By Haley ED Houseman

Tipped workers who are seeking increases to their minimum wage level are being aided in their efforts via the “One Fare Wage” bill championed by State Senator Patricia Jehlen and State Representative Tricia Farley-Bouvier.

Tipped workers who are seeking increases to their minimum wage level are being aided in their efforts via the “One Fare Wage” bill championed by State Senator Patricia Jehlen and State Representative Tricia Farley-Bouvier.

Tipping may be ingrained in our restaurant culture, but few customers understand the cost of their tips. Few know that the system produces wages that are regularly below the poverty line.

“The median income of tipped workers is $13,500 and the median hourly wage including tips is $8.65,” according to State Representative Tricia Farley-Bouvier, in a press release regarding new labor legislation. In a bill filed earlier this year, informally known as “One Fair Wage,” Representative Farley-Bouvier, with Senator Patricia Jehlen, of Somerville, hope to raise the minimum wage for Massachusetts workers who rely on tips.

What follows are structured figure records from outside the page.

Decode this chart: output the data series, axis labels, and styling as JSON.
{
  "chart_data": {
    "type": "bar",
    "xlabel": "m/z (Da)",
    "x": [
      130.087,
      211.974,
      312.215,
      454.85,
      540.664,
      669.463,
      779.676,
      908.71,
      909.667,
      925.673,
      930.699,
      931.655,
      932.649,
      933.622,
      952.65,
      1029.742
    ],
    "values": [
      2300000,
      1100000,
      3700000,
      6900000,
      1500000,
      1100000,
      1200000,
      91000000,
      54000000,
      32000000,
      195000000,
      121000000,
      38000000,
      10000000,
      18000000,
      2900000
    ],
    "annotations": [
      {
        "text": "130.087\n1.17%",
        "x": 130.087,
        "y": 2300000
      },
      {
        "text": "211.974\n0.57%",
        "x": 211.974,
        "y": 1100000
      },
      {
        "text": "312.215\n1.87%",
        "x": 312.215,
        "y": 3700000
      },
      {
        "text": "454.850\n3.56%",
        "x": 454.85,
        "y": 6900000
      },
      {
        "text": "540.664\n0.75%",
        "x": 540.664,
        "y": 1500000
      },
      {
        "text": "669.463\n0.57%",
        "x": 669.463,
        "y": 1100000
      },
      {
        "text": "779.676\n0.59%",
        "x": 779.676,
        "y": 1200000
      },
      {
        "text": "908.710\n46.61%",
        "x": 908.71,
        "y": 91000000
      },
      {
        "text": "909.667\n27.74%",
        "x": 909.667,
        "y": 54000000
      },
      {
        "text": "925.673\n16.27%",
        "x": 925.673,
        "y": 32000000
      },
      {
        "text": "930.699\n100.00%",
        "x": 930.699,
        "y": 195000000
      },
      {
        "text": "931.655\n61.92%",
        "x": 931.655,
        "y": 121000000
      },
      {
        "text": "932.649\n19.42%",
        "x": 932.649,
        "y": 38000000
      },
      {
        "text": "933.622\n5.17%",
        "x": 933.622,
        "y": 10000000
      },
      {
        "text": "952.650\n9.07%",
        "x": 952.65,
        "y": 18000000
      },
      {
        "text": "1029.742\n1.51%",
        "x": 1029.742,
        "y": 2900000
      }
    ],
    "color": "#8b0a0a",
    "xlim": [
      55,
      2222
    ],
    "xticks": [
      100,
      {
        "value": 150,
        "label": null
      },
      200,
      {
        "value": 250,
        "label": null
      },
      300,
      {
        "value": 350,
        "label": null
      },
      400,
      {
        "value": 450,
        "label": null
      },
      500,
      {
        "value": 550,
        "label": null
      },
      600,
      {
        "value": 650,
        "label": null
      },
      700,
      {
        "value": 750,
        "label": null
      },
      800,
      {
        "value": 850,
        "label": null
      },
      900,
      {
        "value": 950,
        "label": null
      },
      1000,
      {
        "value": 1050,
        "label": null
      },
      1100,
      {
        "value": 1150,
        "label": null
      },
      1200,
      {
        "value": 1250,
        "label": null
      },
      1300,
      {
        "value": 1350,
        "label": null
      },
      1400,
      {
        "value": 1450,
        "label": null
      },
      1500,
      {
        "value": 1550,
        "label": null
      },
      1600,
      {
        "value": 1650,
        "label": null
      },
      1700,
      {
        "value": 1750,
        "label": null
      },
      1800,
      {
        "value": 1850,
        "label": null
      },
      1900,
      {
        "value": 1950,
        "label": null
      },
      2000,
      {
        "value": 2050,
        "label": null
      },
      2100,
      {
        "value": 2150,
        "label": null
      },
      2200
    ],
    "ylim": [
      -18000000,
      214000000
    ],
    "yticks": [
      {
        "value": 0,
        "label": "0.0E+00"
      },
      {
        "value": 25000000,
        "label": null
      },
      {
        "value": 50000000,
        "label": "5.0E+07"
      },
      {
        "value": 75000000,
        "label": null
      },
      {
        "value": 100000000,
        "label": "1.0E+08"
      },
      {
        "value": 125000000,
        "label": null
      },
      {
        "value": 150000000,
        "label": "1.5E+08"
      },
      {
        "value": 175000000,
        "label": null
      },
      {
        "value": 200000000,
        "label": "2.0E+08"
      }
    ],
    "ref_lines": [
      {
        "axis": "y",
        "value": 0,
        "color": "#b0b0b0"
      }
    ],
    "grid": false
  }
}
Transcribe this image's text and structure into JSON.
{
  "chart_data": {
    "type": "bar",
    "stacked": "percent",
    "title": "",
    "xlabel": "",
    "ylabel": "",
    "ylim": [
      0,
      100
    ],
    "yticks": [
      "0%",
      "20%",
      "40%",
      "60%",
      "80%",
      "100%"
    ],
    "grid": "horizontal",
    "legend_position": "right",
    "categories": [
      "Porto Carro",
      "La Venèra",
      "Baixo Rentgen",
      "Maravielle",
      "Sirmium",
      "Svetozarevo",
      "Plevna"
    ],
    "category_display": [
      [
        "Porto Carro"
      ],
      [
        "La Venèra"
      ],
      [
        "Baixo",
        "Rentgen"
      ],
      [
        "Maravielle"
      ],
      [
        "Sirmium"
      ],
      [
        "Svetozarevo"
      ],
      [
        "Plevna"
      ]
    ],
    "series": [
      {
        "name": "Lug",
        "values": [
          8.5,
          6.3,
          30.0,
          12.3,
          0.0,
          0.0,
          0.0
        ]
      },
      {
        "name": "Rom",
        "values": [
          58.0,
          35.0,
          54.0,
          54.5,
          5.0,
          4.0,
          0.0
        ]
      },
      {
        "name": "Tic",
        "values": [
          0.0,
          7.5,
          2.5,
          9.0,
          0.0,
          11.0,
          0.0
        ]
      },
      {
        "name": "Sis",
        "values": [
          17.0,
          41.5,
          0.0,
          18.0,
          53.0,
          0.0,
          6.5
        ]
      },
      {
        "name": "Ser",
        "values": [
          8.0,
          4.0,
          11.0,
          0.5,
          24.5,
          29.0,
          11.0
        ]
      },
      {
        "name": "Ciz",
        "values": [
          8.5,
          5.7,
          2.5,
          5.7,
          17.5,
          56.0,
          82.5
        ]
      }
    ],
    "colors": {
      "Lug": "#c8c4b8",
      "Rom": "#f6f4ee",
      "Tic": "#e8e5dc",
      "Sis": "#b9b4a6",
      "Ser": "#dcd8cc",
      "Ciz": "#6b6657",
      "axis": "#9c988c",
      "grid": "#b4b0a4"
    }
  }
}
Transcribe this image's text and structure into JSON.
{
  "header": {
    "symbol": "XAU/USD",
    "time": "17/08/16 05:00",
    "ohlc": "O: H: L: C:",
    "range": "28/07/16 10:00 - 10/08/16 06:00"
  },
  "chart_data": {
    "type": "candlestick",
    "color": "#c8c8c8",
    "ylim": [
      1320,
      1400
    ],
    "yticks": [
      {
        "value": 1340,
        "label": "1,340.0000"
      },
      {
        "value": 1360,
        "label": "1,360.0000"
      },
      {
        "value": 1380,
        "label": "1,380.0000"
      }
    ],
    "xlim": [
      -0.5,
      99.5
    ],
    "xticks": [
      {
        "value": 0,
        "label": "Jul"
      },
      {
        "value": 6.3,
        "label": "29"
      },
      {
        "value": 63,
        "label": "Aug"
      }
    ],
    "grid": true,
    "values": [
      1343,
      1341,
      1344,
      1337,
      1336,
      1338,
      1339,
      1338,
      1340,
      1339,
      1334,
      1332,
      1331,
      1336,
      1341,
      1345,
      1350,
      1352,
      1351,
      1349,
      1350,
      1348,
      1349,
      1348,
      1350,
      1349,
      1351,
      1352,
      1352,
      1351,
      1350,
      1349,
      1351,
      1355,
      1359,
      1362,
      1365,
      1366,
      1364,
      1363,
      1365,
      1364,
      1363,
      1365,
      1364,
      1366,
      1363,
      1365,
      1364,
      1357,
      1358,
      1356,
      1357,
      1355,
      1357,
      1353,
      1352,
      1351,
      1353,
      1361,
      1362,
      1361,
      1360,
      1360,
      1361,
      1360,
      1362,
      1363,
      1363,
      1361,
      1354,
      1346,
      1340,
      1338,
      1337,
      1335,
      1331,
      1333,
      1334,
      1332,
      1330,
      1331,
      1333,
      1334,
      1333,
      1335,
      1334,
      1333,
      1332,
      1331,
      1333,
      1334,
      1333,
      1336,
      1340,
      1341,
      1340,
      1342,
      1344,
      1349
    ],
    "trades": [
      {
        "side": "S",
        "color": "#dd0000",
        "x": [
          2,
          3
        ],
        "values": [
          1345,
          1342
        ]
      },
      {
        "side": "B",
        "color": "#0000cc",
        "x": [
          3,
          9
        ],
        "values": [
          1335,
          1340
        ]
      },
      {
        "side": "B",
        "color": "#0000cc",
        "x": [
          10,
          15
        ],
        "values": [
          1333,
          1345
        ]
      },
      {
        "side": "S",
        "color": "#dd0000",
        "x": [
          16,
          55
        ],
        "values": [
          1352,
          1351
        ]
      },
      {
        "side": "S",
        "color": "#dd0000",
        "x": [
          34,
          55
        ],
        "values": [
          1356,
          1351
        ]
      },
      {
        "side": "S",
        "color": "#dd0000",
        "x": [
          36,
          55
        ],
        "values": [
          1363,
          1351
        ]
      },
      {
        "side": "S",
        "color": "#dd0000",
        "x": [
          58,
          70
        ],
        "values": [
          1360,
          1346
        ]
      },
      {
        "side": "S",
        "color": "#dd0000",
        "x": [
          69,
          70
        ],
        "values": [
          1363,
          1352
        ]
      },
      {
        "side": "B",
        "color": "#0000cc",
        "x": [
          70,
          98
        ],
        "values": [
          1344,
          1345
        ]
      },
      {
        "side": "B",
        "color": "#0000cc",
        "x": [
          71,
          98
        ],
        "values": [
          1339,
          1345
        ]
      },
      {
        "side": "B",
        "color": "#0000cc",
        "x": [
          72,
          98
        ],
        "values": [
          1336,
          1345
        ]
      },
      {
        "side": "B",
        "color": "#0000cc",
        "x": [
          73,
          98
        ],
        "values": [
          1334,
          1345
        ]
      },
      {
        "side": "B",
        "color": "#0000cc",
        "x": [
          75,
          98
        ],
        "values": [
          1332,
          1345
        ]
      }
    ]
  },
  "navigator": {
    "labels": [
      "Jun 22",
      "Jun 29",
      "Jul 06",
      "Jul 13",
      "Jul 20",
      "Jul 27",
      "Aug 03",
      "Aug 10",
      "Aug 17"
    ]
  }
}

The bill, titled “An Act Relative to the Tipped Minimum Wage” (.982/H.1702), would gradually increase the sub-minimum wage for tipped workers in Massachusetts until it reaches parity with the minimum wage.

Says Farley-Bouvier, “We have thousands of workers in Massachusetts’ restaurant industry who can’t afford to put food on their own tables for themselves and their families because they are living off tips. This is not acceptable.”

On Tuesday, June 23, Representative Farley-Bouvier, alongside Senator Jehlen and the Restaurant Opportunities Center of Boston (ROC Boston) held a briefing at the State House on the contents of the bill that drew almost 100 attendees. Various members of the hospitality community, including restaurant workers, owners, and advocates joined in a discussion of the challenged that face the food service industry, such as poverty, inequality, and sexual harassment.

Josh Lewin, co-owner of Bread & Salt Hospitality and the upcoming Union Square restaurant Juliet, is a vocal supporter of the bill and participated in the discussion along with his partner Katrina Jazayeri. Lewin notes that Juliet’s business model is moving towards a “high road” employment. “We’ve been working to build compensation models for our business that don’t require our staff to count on tipping to make up the majority of their income. It is an important part of our business vision and essential for creating good, strong employment opportunities.”

At Bread & Salt, the focus is traditional: hospitality, guest experience, and culinary performance. But it’s also concerned with creating a space for building careers and a healthy professional environment that yield good service and well-rounded employees. The hospitality industry is often seen as a second or odd job, the chef explains, but it can be a place to learn transferable skills or earn a viable livelihood. Says Lewin, “I got lucky, but I want to take luck out of the equation as much as I can.”

“In passing One Fair Wage, Massachusetts has the opportunity to produce an economic stimulus of over $1 billion per year, by protecting and ensuring a fair wage for all workers,” said Maddie Conway, Research & Policy Organizer, ROC Boston. “It’s a common sense effort that works for all. And since 66% of our tipped workers are women, this would not only be a step towards a living wage for all workers, but a step towards pay equity for all women.” The bill will be heard before the Committee on Labor and Workforce Development in the coming months.

Also represented was The Just Crust of Cambridge, who catered the event. The restaurant opened in 2013 and has its roots in a wage theft lawsuit filed by employees against the former owners, Upper Crust Pizzeria. Such employers are referred to as “high road,” prioritizing paying employees a living wage, as well as providing sick time, and benefits to their workers, none of which is standard in the industry. Shannon Liss-Riordan, the workers’ attorney, and her husband purchased the Harvard Square location and reincarnated the restaurant with an eye toward stable employment for all.

Liss-Riordan explains, “Right now, tipped workers can be paid as little as $3 per hour by their employers, and their total pay is dependent on factors largely outside their control. This bill would provide needed protection for some of the lowest paid workers in our economy by guaranteeing them at least full minimum wage.”

Echoing the sentiments of Maddie Conway of the ROC Boston, Sen. Jehlen explained that at its heart, tipping is a family issue. “Many tipped workers are working mothers struggling to support their families. It’s hard for many people – let alone families – to break even when their financial security depends on getting good shifts and making good tips.”

Seven states have already done away with the tipped minimum wage, including California, and evidence suggests the restaurant industry in these places is thriving. Says Liss-Riordan, “Massachusetts can and should be a leader in protecting employees’ rights, but right now it is behind many states by allowing tipped workers to receive such a low wage. Joshua Lewin, for one, is proud to see a representative of Somerville joining the conversation. Says Lewin, “We’re happy to see our city take the lead in this conversation.”